Los procesadores de nueva generación solo funcionarán con Windows 10

Microsoft quiere que Windows 10 sea el sistema operativo más utilizado y único con soporte. Por ello, constantemente está llevando a cabo diferentes técnicas para conseguir coaccionar a los usuarios para que actualicen a este sistema, según la compañía, más seguro y estable que sus predecesores. Tras haber intentado convencer a la comunidad de muchas formas, una de las nuevas técnicas que va a abordar es la limitación de compatibilidad con el hardware más reciente.

Así lo ha anunciado Microsoft quien, en un intento más agresivo de conseguir que el mayor número de usuarios actualice a su nuevo Windows 10 asegura que dentro de poco los sistemas operativos antiguos dejarán de ser compatibles con el hardware moderno, especialmente con los procesadores de nueva generación.

Esta medida se hará efectiva dentro de 18 meses. A partir del 17 de julio 2017, los procesadores de nueva generación como Intel Core Skylake (6ª gen) y otras CPUs NextGen ya no serán compatibles ni con Windows 7 ni con Windows 8.1, siendo funcionales únicamente con Windows 10. Este es, sin duda, un movimiento muy agresivo ya que cualquier usuario que compre un ordenador nuevo con hardware de nueva generación no podrá instalar otro sistema operativo anterior.

Esta medida, que en un principio afectará solo a los procesadores, también se extenderá a otros componentes y periféricos. Ya que Microsoft no puede abandonar Windows 7 Windows 8.1 hasta el final de su ciclo de vida, va a hacer que este deje de ser compatible de manera que todos los nuevos usuarios instalen la versión más reciente del sistema operativo, y no alguna de las anteriores.

Esto no quiere decir que a partir de dicha fecha Windows 7 y 8.1 dejen de funcionar en los ordenadores Skylake de nueva generación, sino que su rendimiento será limitado y no tendrán soporte por parte de Microsoft.

La seguridad de Windows 7 y Windows 8.1 también se reducirá a favor de Windows 10

Aunque se deje de mantener la compatibilidad de los procesadores nuevos, la compañía debe seguir publicando los boletines de seguridad para Windows 7 y 8.1, al menos hasta que estos lleguen al final de su ciclo de vida (aunque aún quedan varios años para ello).
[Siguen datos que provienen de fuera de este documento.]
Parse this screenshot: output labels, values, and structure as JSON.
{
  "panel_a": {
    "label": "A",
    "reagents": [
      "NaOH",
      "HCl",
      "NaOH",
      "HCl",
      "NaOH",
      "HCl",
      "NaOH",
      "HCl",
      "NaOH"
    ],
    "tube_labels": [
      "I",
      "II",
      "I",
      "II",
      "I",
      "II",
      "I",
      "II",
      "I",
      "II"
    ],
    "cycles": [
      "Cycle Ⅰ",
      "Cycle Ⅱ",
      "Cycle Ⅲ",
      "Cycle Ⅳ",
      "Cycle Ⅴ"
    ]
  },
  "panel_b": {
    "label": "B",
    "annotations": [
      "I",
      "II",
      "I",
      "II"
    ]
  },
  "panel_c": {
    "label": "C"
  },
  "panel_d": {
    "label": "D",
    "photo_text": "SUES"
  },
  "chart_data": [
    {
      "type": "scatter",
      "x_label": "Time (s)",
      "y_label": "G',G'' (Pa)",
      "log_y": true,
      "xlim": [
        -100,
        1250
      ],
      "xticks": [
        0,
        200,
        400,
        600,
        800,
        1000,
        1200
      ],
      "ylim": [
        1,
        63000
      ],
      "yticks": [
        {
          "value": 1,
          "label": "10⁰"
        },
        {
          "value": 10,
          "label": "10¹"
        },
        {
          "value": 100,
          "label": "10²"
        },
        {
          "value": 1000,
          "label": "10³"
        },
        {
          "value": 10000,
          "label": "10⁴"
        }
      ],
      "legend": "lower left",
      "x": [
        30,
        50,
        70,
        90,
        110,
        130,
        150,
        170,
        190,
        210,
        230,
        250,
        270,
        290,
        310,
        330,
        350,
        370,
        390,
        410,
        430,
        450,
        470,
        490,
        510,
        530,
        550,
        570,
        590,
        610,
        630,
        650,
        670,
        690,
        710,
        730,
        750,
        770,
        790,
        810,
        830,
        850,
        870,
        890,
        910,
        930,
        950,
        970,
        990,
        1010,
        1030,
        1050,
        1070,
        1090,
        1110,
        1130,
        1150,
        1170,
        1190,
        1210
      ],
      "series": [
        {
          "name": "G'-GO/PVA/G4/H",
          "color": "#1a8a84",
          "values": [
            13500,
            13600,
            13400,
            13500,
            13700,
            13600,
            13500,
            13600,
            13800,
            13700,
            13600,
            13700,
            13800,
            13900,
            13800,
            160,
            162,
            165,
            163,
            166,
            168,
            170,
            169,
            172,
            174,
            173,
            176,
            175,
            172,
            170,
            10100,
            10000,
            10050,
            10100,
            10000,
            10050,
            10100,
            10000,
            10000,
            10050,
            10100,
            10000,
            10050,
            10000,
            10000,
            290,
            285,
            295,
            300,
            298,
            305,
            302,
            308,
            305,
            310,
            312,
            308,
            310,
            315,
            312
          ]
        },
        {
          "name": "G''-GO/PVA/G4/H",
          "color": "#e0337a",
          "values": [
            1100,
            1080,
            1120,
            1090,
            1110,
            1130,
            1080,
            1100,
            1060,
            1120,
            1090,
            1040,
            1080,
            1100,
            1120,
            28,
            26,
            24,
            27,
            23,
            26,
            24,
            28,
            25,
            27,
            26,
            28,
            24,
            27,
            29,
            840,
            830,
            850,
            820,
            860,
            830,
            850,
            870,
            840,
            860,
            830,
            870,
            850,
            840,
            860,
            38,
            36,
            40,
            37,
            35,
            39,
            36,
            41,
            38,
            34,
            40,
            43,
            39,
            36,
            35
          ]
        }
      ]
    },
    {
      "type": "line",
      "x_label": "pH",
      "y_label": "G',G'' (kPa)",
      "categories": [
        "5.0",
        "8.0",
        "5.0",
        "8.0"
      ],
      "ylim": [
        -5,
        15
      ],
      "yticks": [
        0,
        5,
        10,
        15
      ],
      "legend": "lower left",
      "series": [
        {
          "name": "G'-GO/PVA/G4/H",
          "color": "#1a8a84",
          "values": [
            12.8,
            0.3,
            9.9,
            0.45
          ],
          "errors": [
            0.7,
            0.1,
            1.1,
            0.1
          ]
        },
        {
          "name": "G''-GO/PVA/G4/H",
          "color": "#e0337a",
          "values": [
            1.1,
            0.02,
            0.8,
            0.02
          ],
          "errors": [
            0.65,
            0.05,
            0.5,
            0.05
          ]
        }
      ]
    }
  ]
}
De todas formas, tal como han afirmado fuentes internas, la seguridad de estos sistemas operativos no va a seguir siendo como hasta ahora, sino que va a pasar a segundo plano.

A partir de la fecha señalada anteriormente, Microsoft solo dará a conocer los parches de seguridad que sean considerados «más críticos», incluso asegura que solo se publicarán los parches si estos no suponen un riesgo para la fiabilidad y compatibilidad con otros sistemas

Recordamos que Windows 7 aún cuenta con mantenimiento extendido hasta el 14 de enero 2020 y Windows 8.1 hasta el 10 de enero 2023, sin embargo, siempre es recomendable actualizar a Windows 10 de manera que podamos tanto aprovechar la licencia como asegurarnos la máxima seguridad frente a las amenazas modernas y la máxima compatibilidad con el hardware de nueva generación, especialmente con el que está por venir.

¿Qué opinas de la eliminación de soporte para el hardware más moderno en los sistemas más antiguos, aunque estén dentro de su ciclo de vida?